Advancing our understanding of software vulnerabilities, automating their
identification, the analysis of their impact, and ultimately their mitigation
is necessary to enable the development of software that is more secure. While
operating a vulnerability assessment tool that we developed and that is
currently used by hundreds of development units at SAP, we manually collected
and curated a dataset of vulnerabilities of open-source software and the
commits fixing them. The data was obtained both from the National Vulnerability
Database (NVD) and from project-specific Web resources that we monitor on a
continuous basis. From that data, we extracted a dataset that maps 624 publicly
disclosed vulnerabilities affecting 205 distinct open-source Java projects,
used in SAP products or internal tools, onto the 1282 commits that fix them.

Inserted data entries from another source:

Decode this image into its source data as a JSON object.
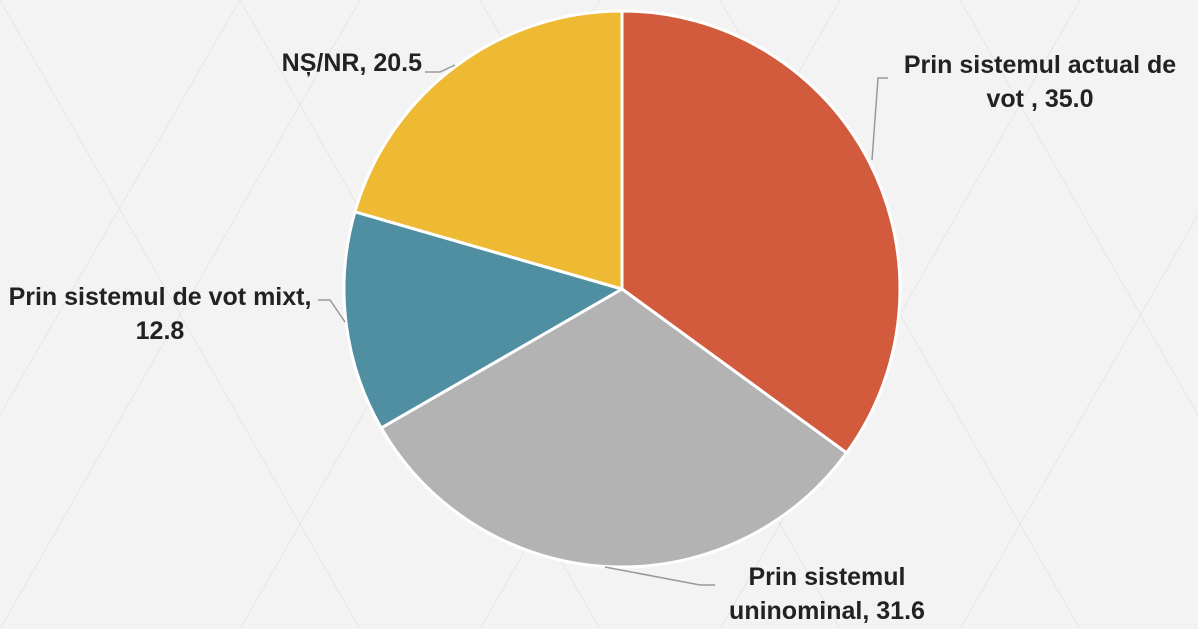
{
  "chart_data": {
    "type": "pie",
    "categories": [
      "Prin sistemul actual de vot",
      "Prin sistemul uninominal",
      "Prin sistemul de vot mixt",
      "NȘ/NR"
    ],
    "values": [
      35.0,
      31.6,
      12.8,
      20.5
    ],
    "value_labels": [
      " , 35.0",
      ", 31.6",
      ", 12.8",
      ", 20.5"
    ],
    "colors": [
      "#d35b3d",
      "#b3b3b3",
      "#4f8fa1",
      "#eeb933"
    ]
  }
}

Out of 624 vulnerabilities, 29 do not have a CVE identifier at all and 46,
which do have a CVE identifier assigned by a numbering authority, are not
available in the NVD yet. The dataset is released under an open-source license,
together with supporting scripts that allow researchers to automatically
retrieve the actual content of the commits from the corresponding repositories
and to augment the attributes available for each instance. Also, these scripts
allow to complement the dataset with additional instances that are not security
fixes (which is useful, for example, in machine learning applications). Our
dataset has been successfully used to train classifiers that could
automatically identify security-relevant commits in code repositories. The
release of this dataset and the supporting code as open-source will allow
future research to be based on data of industrial relevance; also, it
represents a concrete step towards making the maintenance of this dataset a
shared effort involving open-source communities, academia, and the industry.